In the meantime, in March BC Housing looked at purchasing the Quality Inn motel on Lougheed Highway as a more permanent, temporary shelter. Public outcry, however, prompted the province to withdraw from those plans. They began again, working with Maple Ridge council, to find another option.
In May, BC Housing announced they would provide $15 million in funding for a permanent shelter.
Now, looking ahead, RainCity's shelter will be closed once the new interim housing facility is open, although no timeline of when this can be all be expected has been provided at this time.
The concerns raised by community members during the Quality Inn proposal process will be kept in mind during the decision making for this new proposal, Read said.
"What we heard in the dialogue regarding the Quality Inn proposal is that there needs to be a strong health care support framework around any facility that operates in the community. The community also expressed concern around a transparent public process and the need for people to have their voice heard in the discussions," she noted.

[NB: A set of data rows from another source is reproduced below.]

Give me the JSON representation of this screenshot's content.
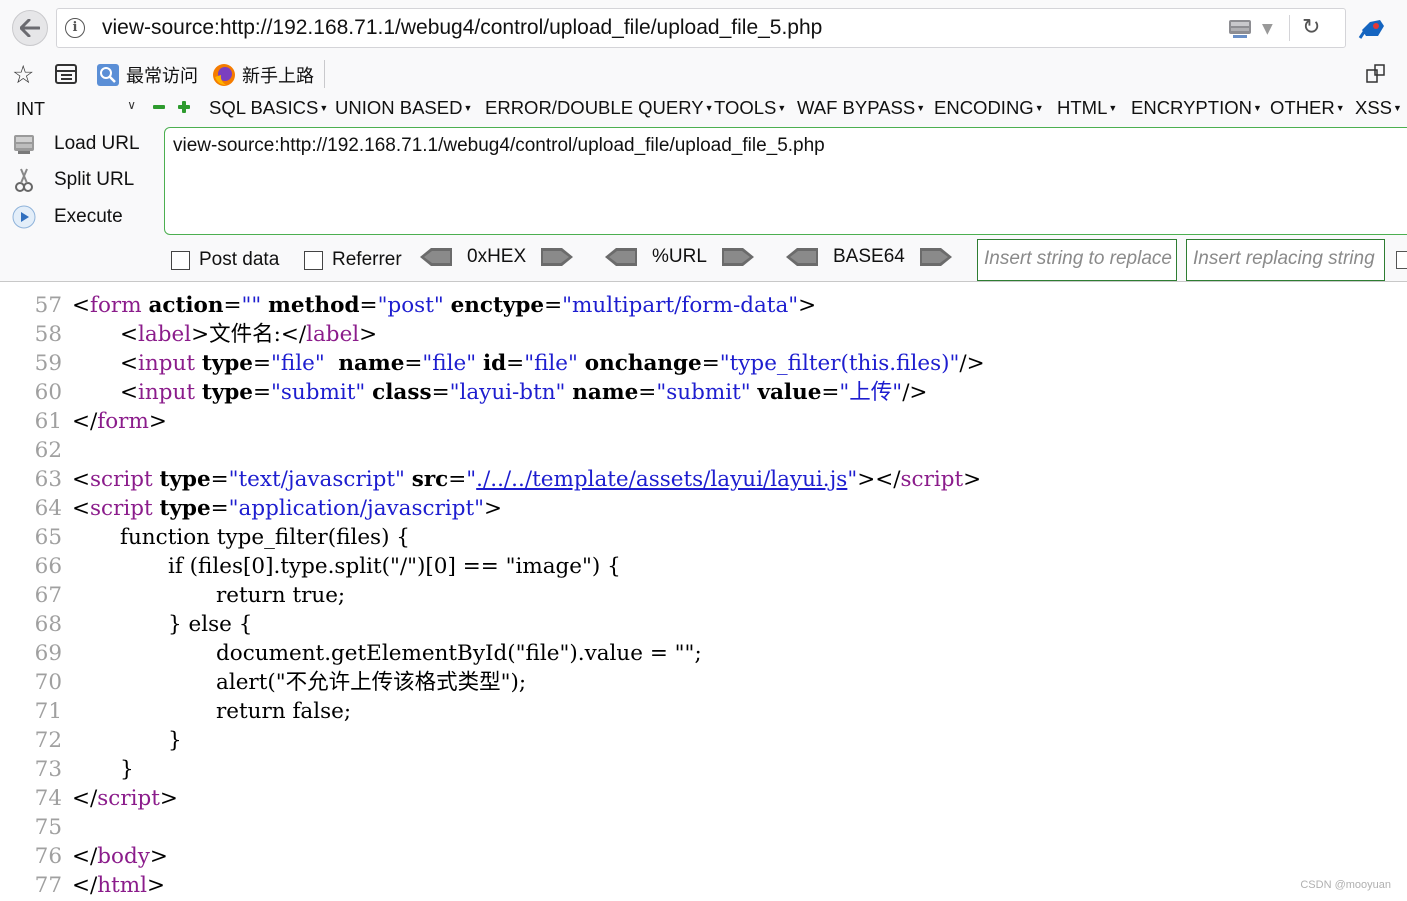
{
  "browser": {
    "url": "view-source:http://192.168.71.1/webug4/control/upload_file/upload_file_5.php",
    "bookmarks": [
      {
        "label": "最常访问",
        "icon": "most-visited-icon"
      },
      {
        "label": "新手上路",
        "icon": "firefox-icon"
      }
    ]
  },
  "hackbar": {
    "int_select": "INT",
    "menu": [
      "SQL BASICS",
      "UNION BASED",
      "ERROR/DOUBLE QUERY",
      "TOOLS",
      "WAF BYPASS",
      "ENCODING",
      "HTML",
      "ENCRYPTION",
      "OTHER",
      "XSS"
    ],
    "load_url": "Load URL",
    "split_url": "Split URL",
    "execute": "Execute",
    "url_value": "view-source:http://192.168.71.1/webug4/control/upload_file/upload_file_5.php",
    "post_data": "Post data",
    "referrer": "Referrer",
    "hex": "0xHEX",
    "urlenc": "%URL",
    "base64": "BASE64",
    "replace_placeholder": "Insert string to replace",
    "replacing_placeholder": "Insert replacing string"
  },
  "source": {
    "lines": [
      {
        "n": "57",
        "indent": 0,
        "tokens": [
          [
            "br",
            "<"
          ],
          [
            "tag",
            "form"
          ],
          [
            "p",
            " "
          ],
          [
            "attr",
            "action"
          ],
          [
            "p",
            "="
          ],
          [
            "val",
            "\"\""
          ],
          [
            "p",
            " "
          ],
          [
            "attr",
            "method"
          ],
          [
            "p",
            "="
          ],
          [
            "val",
            "\"post\""
          ],
          [
            "p",
            " "
          ],
          [
            "attr",
            "enctype"
          ],
          [
            "p",
            "="
          ],
          [
            "val",
            "\"multipart/form-data\""
          ],
          [
            "br",
            ">"
          ]
        ]
      },
      {
        "n": "58",
        "indent": 1,
        "tokens": [
          [
            "br",
            "<"
          ],
          [
            "tag",
            "label"
          ],
          [
            "br",
            ">"
          ],
          [
            "p",
            "文件名:"
          ],
          [
            "br",
            "</"
          ],
          [
            "tag",
            "label"
          ],
          [
            "br",
            ">"
          ]
        ]
      },
      {
        "n": "59",
        "indent": 1,
        "tokens": [
          [
            "br",
            "<"
          ],
          [
            "tag",
            "input"
          ],
          [
            "p",
            " "
          ],
          [
            "attr",
            "type"
          ],
          [
            "p",
            "="
          ],
          [
            "val",
            "\"file\""
          ],
          [
            "p",
            "  "
          ],
          [
            "attr",
            "name"
          ],
          [
            "p",
            "="
          ],
          [
            "val",
            "\"file\""
          ],
          [
            "p",
            " "
          ],
          [
            "attr",
            "id"
          ],
          [
            "p",
            "="
          ],
          [
            "val",
            "\"file\""
          ],
          [
            "p",
            " "
          ],
          [
            "attr",
            "onchange"
          ],
          [
            "p",
            "="
          ],
          [
            "val",
            "\"type_filter(this.files)\""
          ],
          [
            "br",
            "/>"
          ]
        ]
      },
      {
        "n": "60",
        "indent": 1,
        "tokens": [
          [
            "br",
            "<"
          ],
          [
            "tag",
            "input"
          ],
          [
            "p",
            " "
          ],
          [
            "attr",
            "type"
          ],
          [
            "p",
            "="
          ],
          [
            "val",
            "\"submit\""
          ],
          [
            "p",
            " "
          ],
          [
            "attr",
            "class"
          ],
          [
            "p",
            "="
          ],
          [
            "val",
            "\"layui-btn\""
          ],
          [
            "p",
            " "
          ],
          [
            "attr",
            "name"
          ],
          [
            "p",
            "="
          ],
          [
            "val",
            "\"submit\""
          ],
          [
            "p",
            " "
          ],
          [
            "attr",
            "value"
          ],
          [
            "p",
            "="
          ],
          [
            "val",
            "\"上传\""
          ],
          [
            "br",
            "/>"
          ]
        ]
      },
      {
        "n": "61",
        "indent": 0,
        "tokens": [
          [
            "br",
            "</"
          ],
          [
            "tag",
            "form"
          ],
          [
            "br",
            ">"
          ]
        ]
      },
      {
        "n": "62",
        "indent": 0,
        "tokens": []
      },
      {
        "n": "63",
        "indent": 0,
        "tokens": [
          [
            "br",
            "<"
          ],
          [
            "tag",
            "script"
          ],
          [
            "p",
            " "
          ],
          [
            "attr",
            "type"
          ],
          [
            "p",
            "="
          ],
          [
            "val",
            "\"text/javascript\""
          ],
          [
            "p",
            " "
          ],
          [
            "attr",
            "src"
          ],
          [
            "p",
            "="
          ],
          [
            "val",
            "\""
          ],
          [
            "link",
            "./../../template/assets/layui/layui.js"
          ],
          [
            "val",
            "\""
          ],
          [
            "br",
            "></"
          ],
          [
            "tag",
            "script"
          ],
          [
            "br",
            ">"
          ]
        ]
      },
      {
        "n": "64",
        "indent": 0,
        "tokens": [
          [
            "br",
            "<"
          ],
          [
            "tag",
            "script"
          ],
          [
            "p",
            " "
          ],
          [
            "attr",
            "type"
          ],
          [
            "p",
            "="
          ],
          [
            "val",
            "\"application/javascript\""
          ],
          [
            "br",
            ">"
          ]
        ]
      },
      {
        "n": "65",
        "indent": 1,
        "tokens": [
          [
            "p",
            "function type_filter(files) {"
          ]
        ]
      },
      {
        "n": "66",
        "indent": 2,
        "tokens": [
          [
            "p",
            "if (files[0].type.split(\"/\")[0] == \"image\") {"
          ]
        ]
      },
      {
        "n": "67",
        "indent": 3,
        "tokens": [
          [
            "p",
            "return true;"
          ]
        ]
      },
      {
        "n": "68",
        "indent": 2,
        "tokens": [
          [
            "p",
            "} else {"
          ]
        ]
      },
      {
        "n": "69",
        "indent": 3,
        "tokens": [
          [
            "p",
            "document.getElementById(\"file\").value = \"\";"
          ]
        ]
      },
      {
        "n": "70",
        "indent": 3,
        "tokens": [
          [
            "p",
            "alert(\"不允许上传该格式类型\");"
          ]
        ]
      },
      {
        "n": "71",
        "indent": 3,
        "tokens": [
          [
            "p",
            "return false;"
          ]
        ]
      },
      {
        "n": "72",
        "indent": 2,
        "tokens": [
          [
            "p",
            "}"
          ]
        ]
      },
      {
        "n": "73",
        "indent": 1,
        "tokens": [
          [
            "p",
            "}"
          ]
        ]
      },
      {
        "n": "74",
        "indent": 0,
        "tokens": [
          [
            "br",
            "</"
          ],
          [
            "tag",
            "script"
          ],
          [
            "br",
            ">"
          ]
        ]
      },
      {
        "n": "75",
        "indent": 0,
        "tokens": []
      },
      {
        "n": "76",
        "indent": 0,
        "tokens": [
          [
            "br",
            "</"
          ],
          [
            "tag",
            "body"
          ],
          [
            "br",
            ">"
          ]
        ]
      },
      {
        "n": "77",
        "indent": 0,
        "tokens": [
          [
            "br",
            "</"
          ],
          [
            "tag",
            "html"
          ],
          [
            "br",
            ">"
          ]
        ]
      }
    ]
  },
  "watermark": "CSDN @mooyuan"
}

"Council agrees completely, and this is the very early stages of a community conversation that will take a few months. The province has offered to invest $15 million in Maple Ridge to help deal with an issue that has impacted our community for over a decade."It would be irresponsible to not fully explore this offer."
City seeks public consultation
In addition to the rezoning process, the City will conduct public consultations to hear from other vested community members.
By working with the social planning advisory committee, forums will commence on topics such as mental health, addiction, and youth issues. As well, they will answer questions and concerns from community members on homelessness in town.
No dates for these meetings have yet been released.